If $M$ is a countable transitive model of ZFC and $\mathbb{P} \in M$ is an infinite notion of forcing then there exists an $H \subset \mathbb{P}$ such that $M[H]$ is not a model of ZFC. Hint: Fix $f\in M$ such that $f$ maps $\omega \times \omega$ one-to-one into $\mathbb{P}$. Choose $H$ such that $f^{-1}(H)$ is a well-order of type $\alpha \gt o(M) = \text{Ord} \cap M$.
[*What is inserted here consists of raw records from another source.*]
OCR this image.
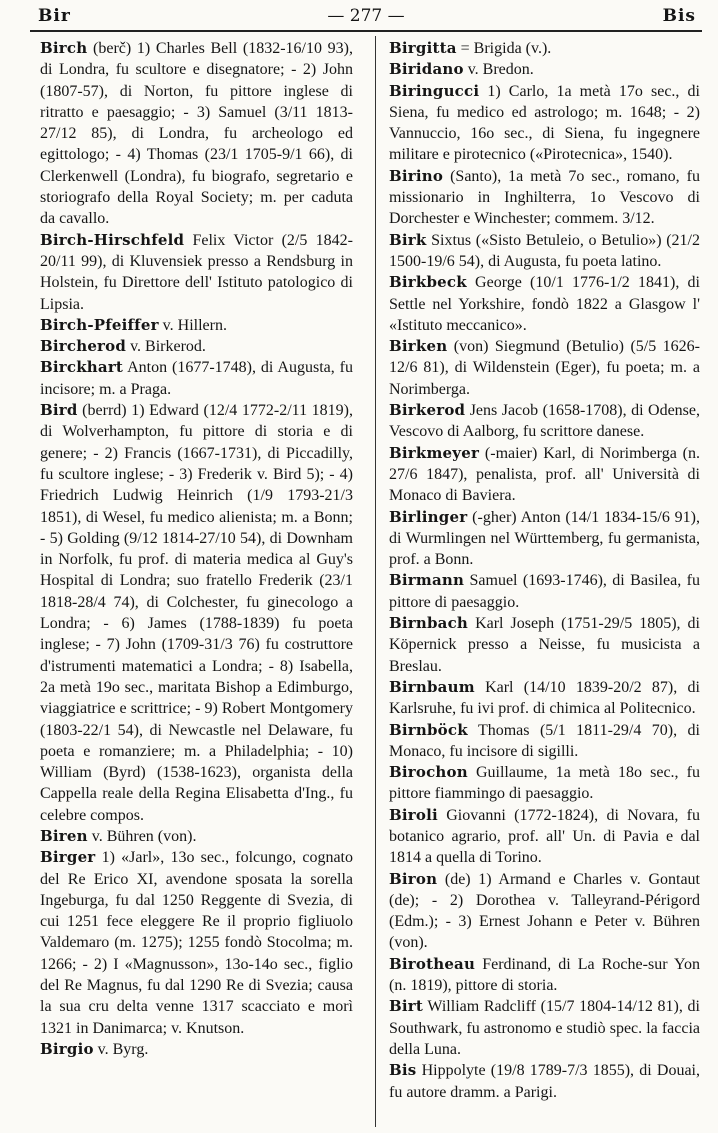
— 277 —
Bir	Bis

Birch (berč) 1) Charles Bell (1832-16/10 93), di Londra, fu scultore e disegnatore; - 2) John (1807-57), di Norton, fu pittore inglese di ritratto e paesaggio; - 3) Samuel (3/11 1813-27/12 85), di Londra, fu archeologo ed egittologo; - 4) Thomas (23/1 1705-9/1 66), di Clerkenwell (Londra), fu biografo, segretario e storiografo della Royal Society; m. per caduta da cavallo.

Birch-Hirschfeld Felix Victor (2/5 1842-20/11 99), di Kluvensiek presso a Rendsburg in Holstein, fu Direttore dell' Istituto patologico di Lipsia.

Birch-Pfeiffer v. Hillern.

Bircherod v. Birkerod.

Birckhart Anton (1677-1748), di Augusta, fu incisore; m. a Praga.

Bird (berrd) 1) Edward (12/4 1772-2/11 1819), di Wolverhampton, fu pittore di storia e di genere; - 2) Francis (1667-1731), di Piccadilly, fu scultore inglese; - 3) Frederik v. Bird 5); - 4) Friedrich Ludwig Heinrich (1/9 1793-21/3 1851), di Wesel, fu medico alienista; m. a Bonn; - 5) Golding (9/12 1814-27/10 54), di Downham in Norfolk, fu prof. di materia medica al Guy's Hospital di Londra; suo fratello Frederik (23/1 1818-28/4 74), di Colchester, fu ginecologo a Londra; - 6) James (1788-1839) fu poeta inglese; - 7) John (1709-31/3 76) fu costruttore d'istrumenti matematici a Londra; - 8) Isabella, 2a metà 19o sec., maritata Bishop a Edimburgo, viaggiatrice e scrittrice; - 9) Robert Montgomery (1803-22/1 54), di Newcastle nel Delaware, fu poeta e romanziere; m. a Philadelphia; - 10) William (Byrd) (1538-1623), organista della Cappella reale della Regina Elisabetta d'Ing., fu celebre compos.

Biren v. Bühren (von).

Birger 1) «Jarl», 13o sec., folcungo, cognato del Re Erico XI, avendone sposata la sorella Ingeburga, fu dal 1250 Reggente di Svezia, di cui 1251 fece eleggere Re il proprio figliuolo Valdemaro (m. 1275); 1255 fondò Stocolma; m. 1266; - 2) I «Magnusson», 13o-14o sec., figlio del Re Magnus, fu dal 1290 Re di Svezia; causa la sua cru delta venne 1317 scacciato e morì 1321 in Danimarca; v. Knutson.

Birgio v. Byrg.

Birgitta = Brigida (v.).

Biridano v. Bredon.

Biringucci 1) Carlo, 1a metà 17o sec., di Siena, fu medico ed astrologo; m. 1648; - 2) Vannuccio, 16o sec., di Siena, fu ingegnere militare e pirotecnico («Pirotecnica», 1540).

Birino (Santo), 1a metà 7o sec., romano, fu missionario in Inghilterra, 1o Vescovo di Dorchester e Winchester; commem. 3/12.

Birk Sixtus («Sisto Betuleio, o Betulio») (21/2 1500-19/6 54), di Augusta, fu poeta latino.

Birkbeck George (10/1 1776-1/2 1841), di Settle nel Yorkshire, fondò 1822 a Glasgow l' «Istituto meccanico».

Birken (von) Siegmund (Betulio) (5/5 1626-12/6 81), di Wildenstein (Eger), fu poeta; m. a Norimberga.

Birkerod Jens Jacob (1658-1708), di Odense, Vescovo di Aalborg, fu scrittore danese.

Birkmeyer (-maier) Karl, di Norimberga (n. 27/6 1847), penalista, prof. all' Università di Monaco di Baviera.

Birlinger (-gher) Anton (14/1 1834-15/6 91), di Wurmlingen nel Württemberg, fu germanista, prof. a Bonn.

Birmann Samuel (1693-1746), di Basilea, fu pittore di paesaggio.

Birnbach Karl Joseph (1751-29/5 1805), di Köpernick presso a Neisse, fu musicista a Breslau.

Birnbaum Karl (14/10 1839-20/2 87), di Karlsruhe, fu ivi prof. di chimica al Politecnico.

Birnböck Thomas (5/1 1811-29/4 70), di Monaco, fu incisore di sigilli.

Birochon Guillaume, 1a metà 18o sec., fu pittore fiammingo di paesaggio.

Biroli Giovanni (1772-1824), di Novara, fu botanico agrario, prof. all' Un. di Pavia e dal 1814 a quella di Torino.

Biron (de) 1) Armand e Charles v. Gontaut (de); - 2) Dorothea v. Talleyrand-Périgord (Edm.); - 3) Ernest Johann e Peter v. Bühren (von).

Birotheau Ferdinand, di La Roche-sur Yon (n. 1819), pittore di storia.

Birt William Radcliff (15/7 1804-14/12 81), di Southwark, fu astronomo e studiò spec. la faccia della Luna.

Bis Hippolyte (19/8 1789-7/3 1855), di Douai, fu autore dramm. a Parigi.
My proof: Fix $H$ as in the hint. Since we construct $M[H]$ using $\mathbb{P}$-names and we don't nessecarily need $H$ to be $\mathbb{P}$-generic over $M$ for the construction, we know that $M[H]$ is a transitive set and that $\text{Ord} \cap M = \text{Ord} \cap M[H]$. Now if we suppose $M[H]$ is a model of ZFC, since $H\in M[H]$ and $f \in M[H]$ then $f^{-1}(H) \in M[H]$ and it is a theorem of ZFC that every well-ordered set is isomorphic to a unique ordinal, so $f^{-1}(H) \cong \beta$ for some $\beta \in \text{Ord}^{M[H]}$. But looking from the outside we see that $\beta \cong \alpha$ for the $\alpha$ in the hint, so $\beta = \alpha$. Now since $\text{Ord} \cap M = \text{Ord} \cap M[H]$ we have $\alpha \in o(M)$ which is a contradiction.

Since this is my first exercise in forcing i am trying to be very careful, i would be very happy if you could point out any error, even small ones.

Thanks for your patience.